Great concept. I think that this simplifies things a bit for the average guy reading the blog that currently is unable to develop these concepts.
A couple questions/comments….
1) I see 11 different indicators, of which some appear to be bullish & some appear to be bearish. How should an average reader interpret this? I could still see the average person not being able to draw a conclusion from the information presented.
2) Have you considered suing some sort of data mining tool with some sort of weighting algorithm on these indicators? I have heard of some great results being achieved with that technique.
Thanks,
Eric
Checking in from the airport — Very cool Michael. Keep up the excellent work.
RE to Eric: thanks for the kind words. RE: question #1 – I think this is the biggest question most folks are going to have…I’ll post some thoughts on the blog this week.
RE: question #2 – let me roll this one around in my head a while. The “confidence” concept we’re using would make a weighted total easier. The biggest problem I see is that some of the strategies (such as the two prop. OB/OS strategies) are using a very similar approach to the market (even if they use different data to get there) so I’d have to manually underweight each of those. Hmmm…more to follow.
michael
Michael – One of the things I do when weighting and/or adding additional criteria to a model is to re-evaluate the ‘model’ with the addition/changing of criteria to determine if the model is improved over the previous ‘model’ with less complexity.

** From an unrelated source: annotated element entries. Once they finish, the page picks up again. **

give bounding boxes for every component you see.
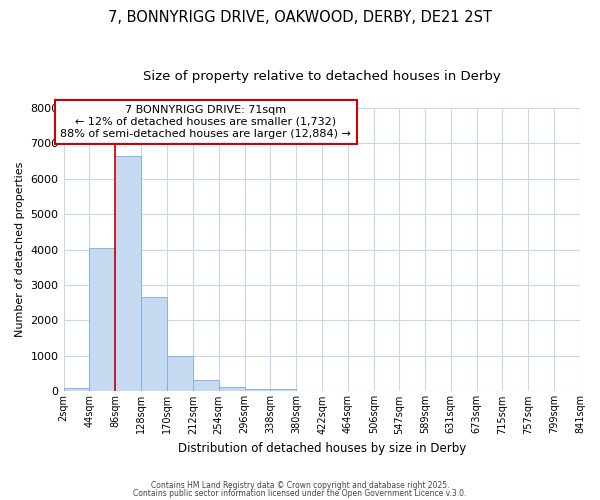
Text: Contains public sector information licensed under the Open Government Licence v.: Contains public sector information licen… bbox=[133, 488, 467, 498]
Bar bbox=[89, 248, 115, 392]
Bar bbox=[193, 380, 218, 392]
Y-axis label: Number of detached properties: Number of detached properties bbox=[15, 162, 25, 338]
Title: Size of property relative to detached houses in Derby: Size of property relative to detached ho… bbox=[143, 70, 500, 83]
Text: Contains HM Land Registry data © Crown copyright and database right 2025.: Contains HM Land Registry data © Crown c… bbox=[151, 481, 449, 490]
Bar bbox=[245, 388, 271, 392]
Bar bbox=[64, 388, 89, 392]
Bar bbox=[218, 387, 245, 392]
X-axis label: Distribution of detached houses by size in Derby: Distribution of detached houses by size … bbox=[178, 442, 466, 455]
Bar bbox=[115, 156, 141, 392]
Bar bbox=[141, 298, 167, 392]
Text: 7, BONNYRIGG DRIVE, OAKWOOD, DERBY, DE21 2ST: 7, BONNYRIGG DRIVE, OAKWOOD, DERBY, DE21… bbox=[108, 10, 492, 25]
Text: 7 BONNYRIGG DRIVE: 71sqm
← 12% of detached houses are smaller (1,732)
88% of sem: 7 BONNYRIGG DRIVE: 71sqm ← 12% of detach… bbox=[60, 106, 351, 138]
Bar bbox=[167, 356, 193, 392]
Bar bbox=[271, 388, 296, 392]
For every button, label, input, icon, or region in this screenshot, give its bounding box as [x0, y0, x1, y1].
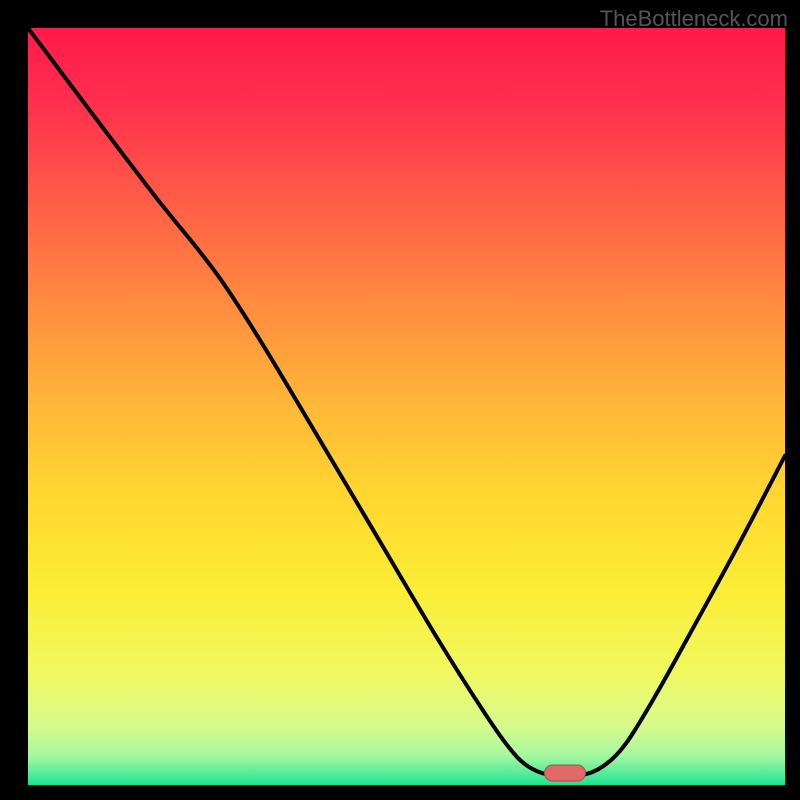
- curve-svg: [28, 28, 785, 785]
- watermark-text: TheBottleneck.com: [600, 6, 788, 32]
- chart-container: TheBottleneck.com: [0, 0, 800, 800]
- plot-area: [28, 28, 785, 785]
- optimal-marker: [544, 764, 586, 781]
- bottleneck-curve: [28, 28, 785, 776]
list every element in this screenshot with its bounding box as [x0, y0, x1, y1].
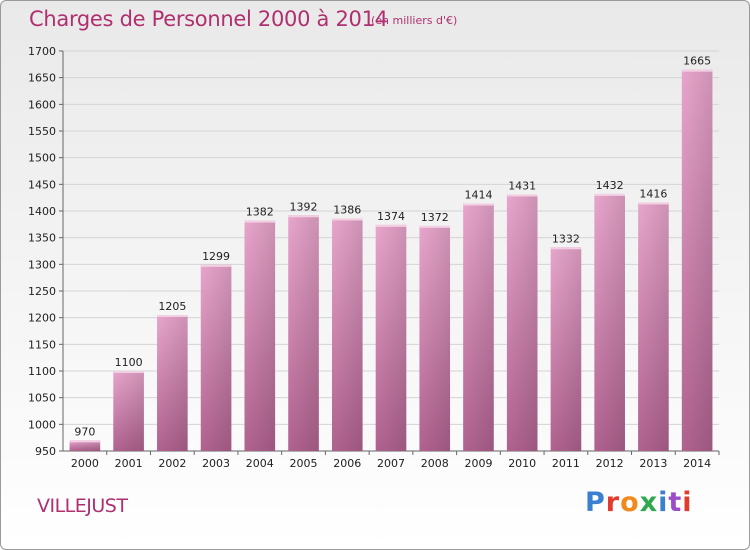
x-tick-label: 2006 [333, 457, 361, 470]
bar-highlight [594, 193, 625, 196]
x-tick-label: 2007 [377, 457, 405, 470]
y-tick-label: 1150 [28, 338, 56, 351]
y-tick-label: 950 [35, 445, 56, 458]
logo-letter: i [682, 487, 693, 518]
data-label: 1392 [290, 200, 318, 213]
x-tick-label: 2004 [246, 457, 274, 470]
bar-shade [244, 220, 276, 451]
bar-highlight [419, 225, 451, 228]
data-label: 1372 [421, 211, 449, 224]
bar-highlight [681, 69, 713, 72]
x-tick-label: 2011 [552, 457, 580, 470]
logo-letter: P [585, 487, 606, 518]
logo-letter: t [668, 487, 683, 518]
y-tick-label: 1700 [28, 45, 56, 58]
data-label: 1374 [377, 210, 405, 223]
logo-letter: i [658, 487, 669, 518]
x-tick-label: 2001 [115, 457, 143, 470]
bar-highlight [638, 202, 669, 205]
chart-subtitle: (en milliers d'€) [371, 14, 458, 27]
logo-letter: r [605, 487, 621, 518]
data-label: 1414 [464, 189, 492, 202]
data-label: 1382 [246, 206, 274, 219]
y-tick-label: 1350 [28, 232, 56, 245]
y-tick-label: 1200 [28, 312, 56, 325]
data-label: 1431 [508, 179, 536, 192]
x-tick-label: 2012 [596, 457, 624, 470]
y-tick-label: 1300 [28, 258, 56, 271]
bar-shade [638, 202, 669, 451]
x-tick-label: 2005 [290, 457, 318, 470]
x-tick-label: 2000 [71, 457, 99, 470]
bar-shade [375, 224, 407, 451]
x-tick-label: 2008 [421, 457, 449, 470]
bar-shade [113, 371, 144, 451]
logo-letter: x [639, 487, 659, 518]
bar-shade [331, 218, 363, 451]
bar-shade [463, 203, 494, 451]
data-label: 1432 [596, 179, 624, 192]
bar-highlight [244, 220, 276, 223]
data-label: 1665 [683, 55, 711, 68]
y-tick-label: 1500 [28, 152, 56, 165]
y-tick-label: 1650 [28, 72, 56, 85]
bar-highlight [200, 264, 232, 267]
bar-shade [200, 264, 232, 451]
x-tick-label: 2009 [464, 457, 492, 470]
chart-title: Charges de Personnel 2000 à 2014 [29, 7, 388, 31]
bar-shade [157, 315, 188, 451]
bar-shade [594, 193, 625, 451]
bar-highlight [157, 315, 188, 317]
bar-highlight [113, 371, 144, 373]
bar-highlight [550, 247, 582, 250]
bar-shade [288, 215, 319, 451]
bar-highlight [463, 203, 494, 206]
bar-shade [69, 440, 101, 451]
bar-highlight [331, 218, 363, 221]
y-tick-label: 1450 [28, 178, 56, 191]
bar-highlight [288, 215, 319, 218]
y-tick-label: 1600 [28, 98, 56, 111]
logo-letter: o [620, 487, 640, 518]
x-tick-label: 2002 [158, 457, 186, 470]
bar-shade [506, 194, 538, 451]
x-tick-label: 2014 [683, 457, 711, 470]
bar-shade [681, 69, 713, 452]
data-label: 970 [74, 425, 95, 438]
y-tick-label: 1050 [28, 392, 56, 405]
x-tick-label: 2013 [639, 457, 667, 470]
bar-shade [419, 225, 451, 451]
x-tick-label: 2003 [202, 457, 230, 470]
proxiti-logo: Proxiti [585, 487, 693, 518]
x-tick-label: 2010 [508, 457, 536, 470]
city-name: VILLEJUST [37, 495, 128, 517]
bars: 970 1100 1205 1299 1382 1392 1386 1374 1372 1414 1… [69, 55, 713, 452]
y-tick-label: 1000 [28, 418, 56, 431]
bar-highlight [375, 224, 407, 227]
data-label: 1100 [115, 356, 143, 369]
x-axis: 2000 2001 2002 2003 2004 2005 2006 2007 2008 2009… [71, 451, 720, 470]
data-label: 1386 [333, 203, 361, 216]
bar-shade [550, 247, 582, 451]
data-label: 1205 [158, 300, 186, 313]
y-tick-label: 1550 [28, 125, 56, 138]
y-tick-label: 1100 [28, 365, 56, 378]
data-label: 1299 [202, 250, 230, 263]
y-tick-label: 1400 [28, 205, 56, 218]
bar-highlight [69, 440, 101, 443]
bar-highlight [506, 194, 538, 197]
data-label: 1416 [639, 187, 667, 200]
y-tick-label: 1250 [28, 285, 56, 298]
data-label: 1332 [552, 232, 580, 245]
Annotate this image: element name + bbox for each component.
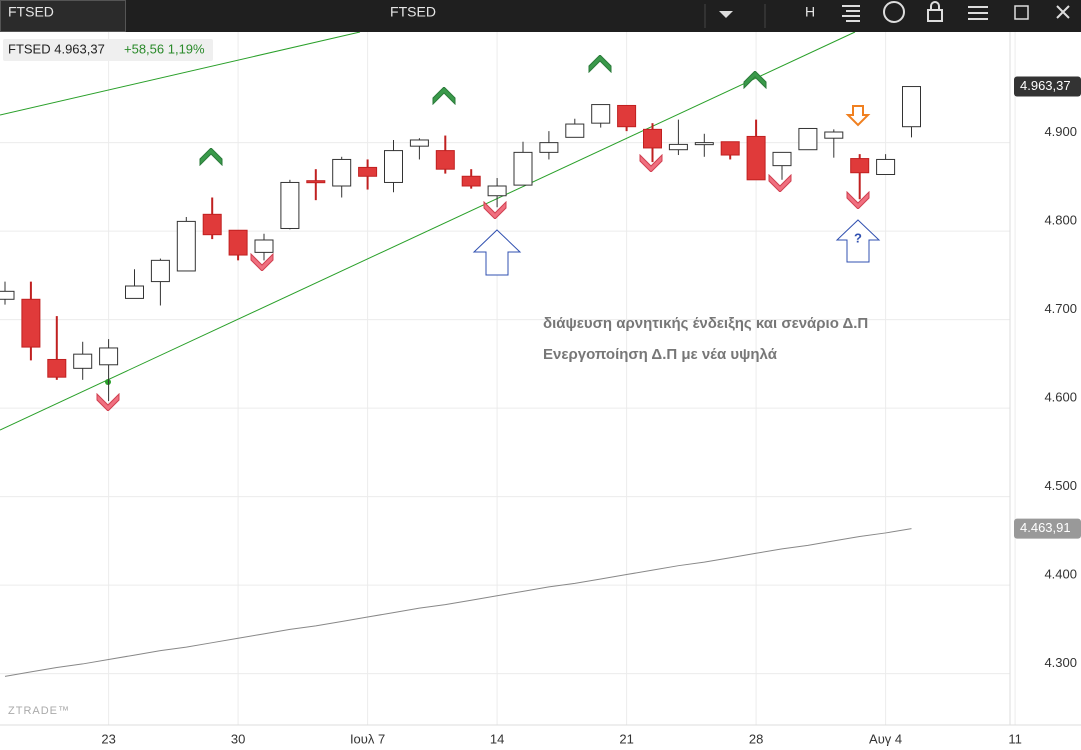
candle-body: [0, 290, 15, 300]
candle-body: [746, 135, 766, 181]
candle-body: [617, 104, 637, 128]
y-tick-label: 4.600: [1044, 390, 1077, 405]
down-signal: [483, 201, 507, 219]
candle-body: [306, 180, 326, 184]
moving-average: [4, 528, 912, 677]
close-icon[interactable]: [1056, 5, 1070, 19]
candle-body: [668, 143, 688, 151]
toolbar: [0, 0, 1081, 32]
plot: [0, 86, 921, 677]
candle-body: [850, 158, 870, 174]
candle-body: [358, 166, 378, 177]
blue-arrow: [472, 229, 522, 276]
down-signal: [768, 174, 792, 192]
x-tick-label: 28: [749, 731, 763, 746]
candle-body: [565, 123, 585, 138]
candle-body: [539, 142, 559, 153]
y-tick-label: 4.900: [1044, 124, 1077, 139]
candle-body: [591, 104, 611, 124]
candle-body: [487, 185, 507, 197]
lock-shackle: [930, 1, 940, 10]
trend-line: [0, 31, 361, 116]
change: +58,56 1,19%: [124, 41, 205, 56]
y-tick-label: 4.300: [1044, 655, 1077, 670]
candle-body: [176, 220, 196, 272]
symbol-label: FTSED: [390, 4, 436, 20]
y-tick-label: 4.700: [1044, 301, 1077, 316]
candle-body: [409, 139, 429, 147]
candle-body: [280, 181, 300, 229]
annotation: διάψευση αρνητικής ένδειξης και σενάριο …: [543, 315, 868, 332]
candle-body: [772, 151, 792, 167]
candle-body: [99, 347, 119, 366]
candle-body: [461, 175, 481, 187]
quote-box: [3, 39, 213, 61]
lock-icon[interactable]: [927, 9, 943, 22]
candle-body: [435, 150, 455, 170]
candle-body: [798, 127, 818, 151]
y-tick-label: 4.500: [1044, 478, 1077, 493]
dropdown[interactable]: [719, 11, 733, 18]
up-signal: [199, 148, 223, 166]
x-tick-label: 11: [1008, 731, 1022, 746]
y-axis: 4.300 4.400 4.500 4.600 4.700 4.800 4.900 23 30 Ι…: [0, 32, 1081, 746]
quote-icon[interactable]: [883, 1, 905, 23]
blue-arrow: [835, 219, 881, 263]
candle-body: [824, 131, 844, 139]
candle-body: [643, 128, 662, 149]
candle-body: [47, 358, 67, 378]
down-signal: [846, 191, 870, 209]
candle-body: [228, 229, 248, 256]
candle-body: [202, 213, 222, 236]
restore-icon[interactable]: [1014, 5, 1029, 20]
list-icon[interactable]: [968, 6, 988, 20]
x-tick-label: 21: [619, 731, 633, 746]
price-marker: [1014, 518, 1081, 539]
price-marker-label: 4.963,37: [1020, 78, 1071, 93]
grid: [0, 32, 1016, 725]
down-signal: [250, 253, 274, 271]
question-mark: ?: [854, 230, 862, 245]
x-tick-label: 30: [231, 731, 245, 746]
quote: FTSED 4.963,37: [8, 41, 105, 56]
candle-body: [254, 239, 274, 253]
period-button[interactable]: H: [805, 4, 815, 20]
price-marker: [1014, 76, 1081, 97]
x-tick-label: Ιουλ 7: [350, 731, 385, 746]
x-tick-label: 14: [490, 731, 504, 746]
up-signal: [432, 87, 456, 105]
x-tick-label: Αυγ 4: [869, 731, 902, 746]
trend-line: [0, 31, 856, 431]
up-signal: [743, 71, 767, 89]
tab-label: FTSED: [8, 4, 54, 20]
candle-body: [150, 259, 170, 283]
y-tick-label: 4.800: [1044, 213, 1077, 228]
candle-body: [513, 151, 533, 186]
candle-body: [876, 158, 896, 175]
trend-anchor: [105, 379, 111, 385]
menu-icon[interactable]: [842, 5, 860, 22]
down-signal: [639, 154, 663, 172]
orange-arrow: [845, 105, 871, 127]
annotation: Ενεργοποίηση Δ.Π με νέα υψηλά: [543, 346, 778, 363]
signals: ?: [96, 55, 881, 411]
up-signal: [588, 55, 612, 73]
x-tick-label: 23: [101, 731, 115, 746]
price-marker-label: 4.463,91: [1020, 520, 1071, 535]
watermark: ZTRADE™: [8, 705, 70, 717]
candle-body: [720, 141, 740, 156]
y-tick-label: 4.400: [1044, 567, 1077, 582]
candle-body: [125, 285, 144, 299]
symbol-tab[interactable]: [0, 0, 126, 32]
candle-body: [332, 158, 352, 187]
candle-body: [694, 142, 714, 146]
candle-body: [384, 150, 403, 183]
candle-body: [21, 298, 41, 348]
candle-body: [902, 86, 921, 128]
candle-body: [73, 353, 93, 369]
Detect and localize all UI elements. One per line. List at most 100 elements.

I usually evaluate this by using a t-test. I am going to be using this with a system I am working on with equities, where the # of positions is a variable number and the total dollar risk is a variable percentage related to the portfolio value. In this case, I would be looking to see if adding additional positions (and potentially reducing the $ allocated to each position) would improve the results of the portfolio. At this point, it appears that there is a decreasing marginal gain from adding additional positions and the marginal gain is smaller when the positions are correlated.
Regards,
Eric
RE to Eric: very good comments. I’m hesitant though to use too much optimization in this particular report. I can already tell you that some of the more robust indicators (like the prop. OBOS) are going to dominate the portfolio and some of the fringe things like TED spread, etc. are going to get swallowed up. I’m intentionally doing the opposite here…presenting different viewpoints and all. Very good thoughts though.
Thanks,
michael
So if a cell in the Confidence column is green does this mean that particular model is predicting a gain for tomorrow? And is the percent the confidence interval for that prediction? I’m a bit confused…
Josh
RE to Josh: that’s correct, green (positive) means that model is predicting a gain, and red (negative) means predicting a loss. The percentage is not “confidence” in the mathematical sense of the term. It’s just the model’s confidence relative to a threshold that I determined…+/- 100% being something that has historically been VERY predictive, 0% being completely unpredictive, and everything else somewhere in between.
Geeky side notes: confidence has been both detrended (assumes a neutral trending market) and is normalized to account for volatility.